Quant Fever, Reasoning Blackholes, Schrodinger's Compliance, and More: Probing GPT-OSS-20B
Shuyi Lin, Tian Lu, Zikai Wang, Bo Wen, Yibo Zhao, Cheng Tan
TL;DR
The paper investigates security vulnerabilities in GPT-OSS-20B, an open-weight LLM with explicit chain-of-thought reasoning. It employs the Jailbreak Oracle (JO) to systematically explore the token decoding tree and uncover hidden behaviors. Five failure modes are identified—Quant Fever, Reasoning Blackholes, Schrödinger's Compliance, Reasoning Procedure Mirage, and COP—each enabling novel jailbreaks or harmful outputs. Jailbreak rates rise from a baseline of 3.3% to 44.4% under policy conflicts and from 28.4% to 55.3% for CoT-based triggers, with COP achieving 70–80% success in multi-step prompts. The work underscores the need for defenses that address not just isolated prompts but compositional reasoning and procedural scaffolding in edge-deployed LLMs.
Abstract
OpenAI's GPT-OSS family provides open-weight language models with explicit chain-of-thought (CoT) reasoning and a Harmony prompt format.

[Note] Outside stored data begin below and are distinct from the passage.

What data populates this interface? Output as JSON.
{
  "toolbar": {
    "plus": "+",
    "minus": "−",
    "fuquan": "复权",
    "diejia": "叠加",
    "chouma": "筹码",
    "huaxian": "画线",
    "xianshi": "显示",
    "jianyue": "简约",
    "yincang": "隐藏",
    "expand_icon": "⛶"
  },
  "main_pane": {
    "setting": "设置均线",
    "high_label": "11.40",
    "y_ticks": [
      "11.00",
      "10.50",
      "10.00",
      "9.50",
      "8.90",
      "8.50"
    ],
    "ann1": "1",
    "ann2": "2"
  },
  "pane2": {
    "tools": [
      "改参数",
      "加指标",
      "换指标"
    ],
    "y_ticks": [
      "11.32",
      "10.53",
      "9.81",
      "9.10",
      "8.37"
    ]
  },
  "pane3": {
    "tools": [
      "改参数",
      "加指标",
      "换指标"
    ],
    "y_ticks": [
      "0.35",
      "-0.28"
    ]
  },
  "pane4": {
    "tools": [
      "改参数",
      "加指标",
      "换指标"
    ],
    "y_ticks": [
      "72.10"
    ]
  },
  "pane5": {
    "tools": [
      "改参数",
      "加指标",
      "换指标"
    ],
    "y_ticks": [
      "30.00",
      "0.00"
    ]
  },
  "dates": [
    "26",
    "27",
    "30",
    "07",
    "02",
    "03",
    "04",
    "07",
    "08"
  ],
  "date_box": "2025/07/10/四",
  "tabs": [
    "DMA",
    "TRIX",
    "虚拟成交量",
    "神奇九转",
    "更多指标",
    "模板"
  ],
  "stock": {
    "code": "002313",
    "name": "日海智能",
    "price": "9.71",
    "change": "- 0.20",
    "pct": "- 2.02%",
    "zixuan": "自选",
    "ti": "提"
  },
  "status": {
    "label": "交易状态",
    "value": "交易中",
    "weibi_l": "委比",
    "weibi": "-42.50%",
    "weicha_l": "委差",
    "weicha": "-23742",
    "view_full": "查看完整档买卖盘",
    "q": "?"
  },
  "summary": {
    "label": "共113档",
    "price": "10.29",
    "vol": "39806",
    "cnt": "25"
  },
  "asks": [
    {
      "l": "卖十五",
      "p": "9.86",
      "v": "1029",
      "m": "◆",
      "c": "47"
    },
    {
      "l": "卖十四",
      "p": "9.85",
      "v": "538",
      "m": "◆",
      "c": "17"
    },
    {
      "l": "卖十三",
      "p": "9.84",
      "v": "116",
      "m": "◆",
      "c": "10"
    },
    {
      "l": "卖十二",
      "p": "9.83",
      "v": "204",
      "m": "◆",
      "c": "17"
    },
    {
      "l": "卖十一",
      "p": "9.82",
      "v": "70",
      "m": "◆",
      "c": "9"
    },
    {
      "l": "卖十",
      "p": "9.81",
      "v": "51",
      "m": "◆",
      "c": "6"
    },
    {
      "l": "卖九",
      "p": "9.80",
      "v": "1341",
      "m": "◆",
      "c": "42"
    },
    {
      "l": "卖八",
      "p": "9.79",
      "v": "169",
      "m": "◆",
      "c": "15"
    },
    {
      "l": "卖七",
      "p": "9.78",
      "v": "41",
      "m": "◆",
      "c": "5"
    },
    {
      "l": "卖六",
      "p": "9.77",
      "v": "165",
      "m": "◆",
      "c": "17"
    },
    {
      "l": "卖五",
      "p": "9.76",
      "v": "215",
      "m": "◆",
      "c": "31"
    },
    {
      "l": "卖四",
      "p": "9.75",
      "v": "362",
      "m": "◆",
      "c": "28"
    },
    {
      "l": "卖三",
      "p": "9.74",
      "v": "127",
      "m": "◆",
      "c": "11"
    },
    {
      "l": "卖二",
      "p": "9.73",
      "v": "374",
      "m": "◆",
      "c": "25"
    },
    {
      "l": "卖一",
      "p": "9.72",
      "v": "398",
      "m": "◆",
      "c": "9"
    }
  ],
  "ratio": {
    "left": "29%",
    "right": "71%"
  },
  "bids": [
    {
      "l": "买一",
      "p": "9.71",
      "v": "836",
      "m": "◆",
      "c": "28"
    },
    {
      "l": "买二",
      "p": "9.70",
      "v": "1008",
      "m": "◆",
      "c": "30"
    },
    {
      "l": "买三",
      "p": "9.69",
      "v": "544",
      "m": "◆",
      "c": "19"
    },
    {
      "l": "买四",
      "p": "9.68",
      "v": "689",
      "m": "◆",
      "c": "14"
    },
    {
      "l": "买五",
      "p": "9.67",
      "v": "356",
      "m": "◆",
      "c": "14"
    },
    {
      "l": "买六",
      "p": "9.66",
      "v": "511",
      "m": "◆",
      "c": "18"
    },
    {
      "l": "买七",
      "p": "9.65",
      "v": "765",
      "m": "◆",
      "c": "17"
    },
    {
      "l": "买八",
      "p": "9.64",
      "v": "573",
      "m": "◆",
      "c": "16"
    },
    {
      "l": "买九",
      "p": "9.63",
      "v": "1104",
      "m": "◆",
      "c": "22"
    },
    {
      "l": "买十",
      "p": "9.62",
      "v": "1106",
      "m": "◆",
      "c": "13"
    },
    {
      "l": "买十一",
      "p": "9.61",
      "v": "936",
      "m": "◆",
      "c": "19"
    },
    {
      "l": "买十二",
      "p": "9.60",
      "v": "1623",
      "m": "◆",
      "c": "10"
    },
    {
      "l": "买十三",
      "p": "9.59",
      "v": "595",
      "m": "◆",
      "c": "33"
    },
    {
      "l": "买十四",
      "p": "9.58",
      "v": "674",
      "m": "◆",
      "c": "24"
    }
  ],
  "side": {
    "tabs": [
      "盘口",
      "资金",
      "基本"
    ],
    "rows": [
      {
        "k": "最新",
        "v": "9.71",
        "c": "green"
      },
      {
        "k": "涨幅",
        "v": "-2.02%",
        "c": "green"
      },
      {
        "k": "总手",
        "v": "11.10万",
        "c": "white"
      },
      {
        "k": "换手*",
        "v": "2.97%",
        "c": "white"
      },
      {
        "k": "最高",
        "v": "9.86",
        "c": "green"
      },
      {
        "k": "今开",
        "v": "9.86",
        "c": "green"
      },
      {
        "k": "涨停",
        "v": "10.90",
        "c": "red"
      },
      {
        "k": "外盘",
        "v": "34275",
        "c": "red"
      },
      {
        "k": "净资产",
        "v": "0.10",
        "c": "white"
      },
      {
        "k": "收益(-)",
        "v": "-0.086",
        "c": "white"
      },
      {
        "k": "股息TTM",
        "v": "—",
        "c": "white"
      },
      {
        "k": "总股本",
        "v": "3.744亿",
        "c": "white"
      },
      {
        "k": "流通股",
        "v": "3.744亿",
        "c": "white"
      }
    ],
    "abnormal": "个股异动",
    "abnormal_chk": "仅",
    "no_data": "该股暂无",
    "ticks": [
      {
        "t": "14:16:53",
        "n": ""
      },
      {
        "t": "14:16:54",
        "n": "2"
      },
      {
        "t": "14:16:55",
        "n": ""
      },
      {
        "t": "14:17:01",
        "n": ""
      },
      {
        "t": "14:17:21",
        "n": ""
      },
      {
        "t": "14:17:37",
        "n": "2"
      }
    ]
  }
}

We summarize an extensive security evaluation of GPT-OSS-20B that probes the model's behavior under different adversarial conditions. Using the Jailbreak Oracle (JO) [1], a systematic LLM evaluation tool, the study uncovers several failure modes including quant fever, reasoning blackholes, Schrodinger's compliance, reasoning procedure mirage, and chain-oriented prompting. Experiments demonstrate how these behaviors can be exploited on the GPT-OSS-20B model, leading to severe consequences.